<フィギュアスケート:グランプリ(GP)シリーズ第1戦フランス大会>◇17日(日本時間18日)◇アイスパーク◇女子ショー…

<フィギュアスケート:グランプリ(GP)シリーズ第1戦フランス大会>◇17日(日本時間18日)◇アイスパーク◇女子ショートプログラム(SP)

【アンジェ=松本航、松本愛香通信員】GPシリーズデビューとなった中井亜美(17=TOKIOインカラミ)が、今季SP世界最高得点で首位発進した。

自己ベストを一気に9点も上回る78・00点を記録。2位の坂本花織(シスメックス)に1・80点差をつけた。SP上位会見では中央に座り「ジュニアからシニアに上がって、すごく上手な選手と一緒に滑る機会を楽しみしていました。この舞台でトリプルアクセル(3回転半)を着氷して、ノーミスできたことはすごくうれしいですし、自己ベストを更新することができて、今はとてもうれしいです」と初々しく振り返った。

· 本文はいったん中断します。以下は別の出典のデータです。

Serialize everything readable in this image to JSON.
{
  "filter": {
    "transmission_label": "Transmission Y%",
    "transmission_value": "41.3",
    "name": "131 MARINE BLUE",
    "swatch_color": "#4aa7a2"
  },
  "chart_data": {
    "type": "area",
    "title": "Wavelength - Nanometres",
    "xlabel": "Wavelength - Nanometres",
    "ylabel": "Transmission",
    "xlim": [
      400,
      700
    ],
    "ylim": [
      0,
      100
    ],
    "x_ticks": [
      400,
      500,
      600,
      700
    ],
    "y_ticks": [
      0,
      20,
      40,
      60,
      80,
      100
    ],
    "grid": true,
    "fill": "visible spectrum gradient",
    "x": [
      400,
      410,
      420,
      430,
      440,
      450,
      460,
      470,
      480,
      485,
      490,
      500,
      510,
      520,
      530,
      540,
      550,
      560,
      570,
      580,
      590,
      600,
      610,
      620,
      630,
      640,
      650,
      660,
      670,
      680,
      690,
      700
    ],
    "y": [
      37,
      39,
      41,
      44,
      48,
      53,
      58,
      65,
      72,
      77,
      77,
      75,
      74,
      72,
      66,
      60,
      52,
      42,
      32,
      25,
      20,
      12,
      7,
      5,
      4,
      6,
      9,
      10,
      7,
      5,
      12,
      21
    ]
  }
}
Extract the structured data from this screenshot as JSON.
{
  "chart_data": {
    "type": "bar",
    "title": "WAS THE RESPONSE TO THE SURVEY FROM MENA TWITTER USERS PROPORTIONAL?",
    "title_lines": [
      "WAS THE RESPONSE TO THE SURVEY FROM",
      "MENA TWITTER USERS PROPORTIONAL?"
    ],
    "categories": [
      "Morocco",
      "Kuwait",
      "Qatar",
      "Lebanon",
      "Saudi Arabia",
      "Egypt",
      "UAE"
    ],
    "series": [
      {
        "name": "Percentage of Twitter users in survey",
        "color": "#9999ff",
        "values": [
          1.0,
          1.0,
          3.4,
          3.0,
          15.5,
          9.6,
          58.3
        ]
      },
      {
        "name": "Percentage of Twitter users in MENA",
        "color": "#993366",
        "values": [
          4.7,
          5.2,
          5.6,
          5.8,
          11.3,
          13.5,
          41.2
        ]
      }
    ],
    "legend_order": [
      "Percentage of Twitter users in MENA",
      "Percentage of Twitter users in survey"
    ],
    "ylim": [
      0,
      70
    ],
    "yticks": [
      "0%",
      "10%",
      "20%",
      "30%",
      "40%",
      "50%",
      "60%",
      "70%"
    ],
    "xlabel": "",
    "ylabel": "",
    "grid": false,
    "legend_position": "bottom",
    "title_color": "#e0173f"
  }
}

ジャンプを着氷させるたびに、会場の2階席まではっきりと分かる笑顔を届けた。冒頭はこだわりの大技トリプルアクセル。1・60点の加点を得る良質なジャンプで降りきった。軌道に入ったところから「跳べる感覚が頭の中でできていた」。成功させると「こうやって現実にできたことがうれしい」と喜んだ。続くルッツ-トーループの連続3回転ジャンプ成功時も笑顔。あとは10年バンクーバー五輪で銅メダルを獲得した高橋大輔さんも演じたプログラム「道」を、身長150センチの全身を使って表現するだけだった。

初めての70点台が、80点も近づく78点。キス・アンド・クライで得点が示されると「73点ぐらいかなと思っていたけれど、まさか78点をもらえるとは思っていなかった。やってきたことを、ちゃんと出せたからなのかなと思います」と思わずソファから腰が浮いた。

生まれは新潟県。21年の中学校進学を機に、千葉・船橋市のMFアカデミーに拠点を移した。ジュニアでも23年世界ジュニア選手権、24年ジュニアGPファイナルで銅メダルと実績を残し、今季シニアへ転向した。世界へと飛躍させてくれた中庭健介コーチからはこの日、演技前に「感謝を忘れずに」と声をかけられた。千葉での新生活を支えてくれた母とはホテルから出発前に電話し「笑って楽しめば絶対にできるから」と背中を押してくれた。伸び伸びと滑った3分弱の演技を「100点です!」と自己採点した。

GPシリーズ初出場優勝となれば、18年NHK杯の紀平梨花、22年スケートカナダの渡辺倫果以来、日本女子3人目の快挙となる。26年2月に控えるミラノ・コルティナ五輪の代表切符は3枚。名乗りを上げた17歳は「この流れでいきたいという気持ちが大きいです」と言い切り、18日のフリーへと波に乗っていく。

◆中井亜美(なかい・あみ)2008年(平20)4月27日、新潟市生まれ。5歳で競技を始め、18年の全日本ノービス選手権Bクラスで優勝。21年の中学校進学を機に拠点を千葉県船橋市のMFアカデミーに移し、中庭健介コーチに師事。同年ジュニアからの推薦で全日本選手権初出場。中2の22年に全日本選手権で4位となり、23年世界ジュニア選手権で銅メダルを獲得。通信制の勇志国際高に進学した昨季は、3年連続で出場したジュニアGPファイナルで3位。趣味はK-POPで、宝物はNiziUのライブでキャッチしたMAYUKAのサインボール。血液型O。150センチ。